The footage and testimony emerging from Iran are vivid and deeply moving. These are brave, patriotic people, exhausted by poverty and by being bossed around by the Islamic Republic’s elite. However strange it may sound, President Trump may even feel a degree of genuine sympathy for the protesters and their cause, as well as wanting to see the back of a regime that has been an implacable enemy of the United States for almost half a century.

The president may believe that he can deter Iran’s theocratic leadership from unleashing further violence with the threat of unspecified reprisals by US forces. Yet it is Washington, not Tehran, that should exercise restraint. Such intervention would be entirely unnecessary and counterproductive. It would hand the ayatollahs the “proof” they crave that the counterrevolution is merely an agent of the “Great Satan”, splintering the Iranian resistance. It would also play into ancient folk legends – partly justified, to be fair – about nefarious Anglo-American interference in Iranian affairs and the theft of its oil resources.

Looking further ahead, and depending on the nature of any strikes, bombing the regime out of existence could also destroy the machinery of government and the oil industry so completely that Iran would disintegrate even as it liberated itself – as happened in Libya, Afghanistan, Iraq and Syria. Planning for “the day after”, when Ayatollah Khamenei might flee for his life to Moscow, appears conspicuously absent in Washington.
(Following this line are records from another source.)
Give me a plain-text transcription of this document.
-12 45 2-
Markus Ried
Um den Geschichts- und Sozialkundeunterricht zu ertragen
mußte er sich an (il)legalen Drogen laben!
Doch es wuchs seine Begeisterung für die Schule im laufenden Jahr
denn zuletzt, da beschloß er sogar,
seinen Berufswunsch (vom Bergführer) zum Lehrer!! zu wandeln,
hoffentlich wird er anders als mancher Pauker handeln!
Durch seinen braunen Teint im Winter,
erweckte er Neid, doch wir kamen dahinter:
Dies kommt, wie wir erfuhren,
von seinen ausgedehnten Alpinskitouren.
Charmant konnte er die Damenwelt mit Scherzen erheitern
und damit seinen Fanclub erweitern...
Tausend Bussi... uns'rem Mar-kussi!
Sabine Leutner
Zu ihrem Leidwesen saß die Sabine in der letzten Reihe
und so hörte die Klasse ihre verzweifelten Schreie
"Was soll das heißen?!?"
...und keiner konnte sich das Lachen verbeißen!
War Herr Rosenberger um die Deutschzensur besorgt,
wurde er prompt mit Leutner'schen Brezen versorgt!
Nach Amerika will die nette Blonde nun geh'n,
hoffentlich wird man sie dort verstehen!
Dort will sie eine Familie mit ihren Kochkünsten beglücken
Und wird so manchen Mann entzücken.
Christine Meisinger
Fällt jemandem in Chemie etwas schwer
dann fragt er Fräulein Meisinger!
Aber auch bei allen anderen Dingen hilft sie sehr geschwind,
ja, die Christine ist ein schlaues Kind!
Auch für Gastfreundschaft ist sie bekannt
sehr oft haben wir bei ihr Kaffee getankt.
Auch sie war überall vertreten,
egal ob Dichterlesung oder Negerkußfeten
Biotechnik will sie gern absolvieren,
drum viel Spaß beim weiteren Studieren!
That said, the European “E3” powers – Britain, France and Germany – now forming an emerging de facto diplomatic bloc, could be far more forceful in their warnings to the regime and in their support for the forces of light. Urging Tehran merely to “exercise restraint, refrain from violence, and uphold the fundamental rights of Iran’s citizens” sounds as wishful as it is weak.

The people of Iran deserve to know that if they want regime change, the West shares that ambition and stands ready to help them stabilise and rebuild their country. For now, however, the task of completing this counterrevolution rests with the Iranian people themselves.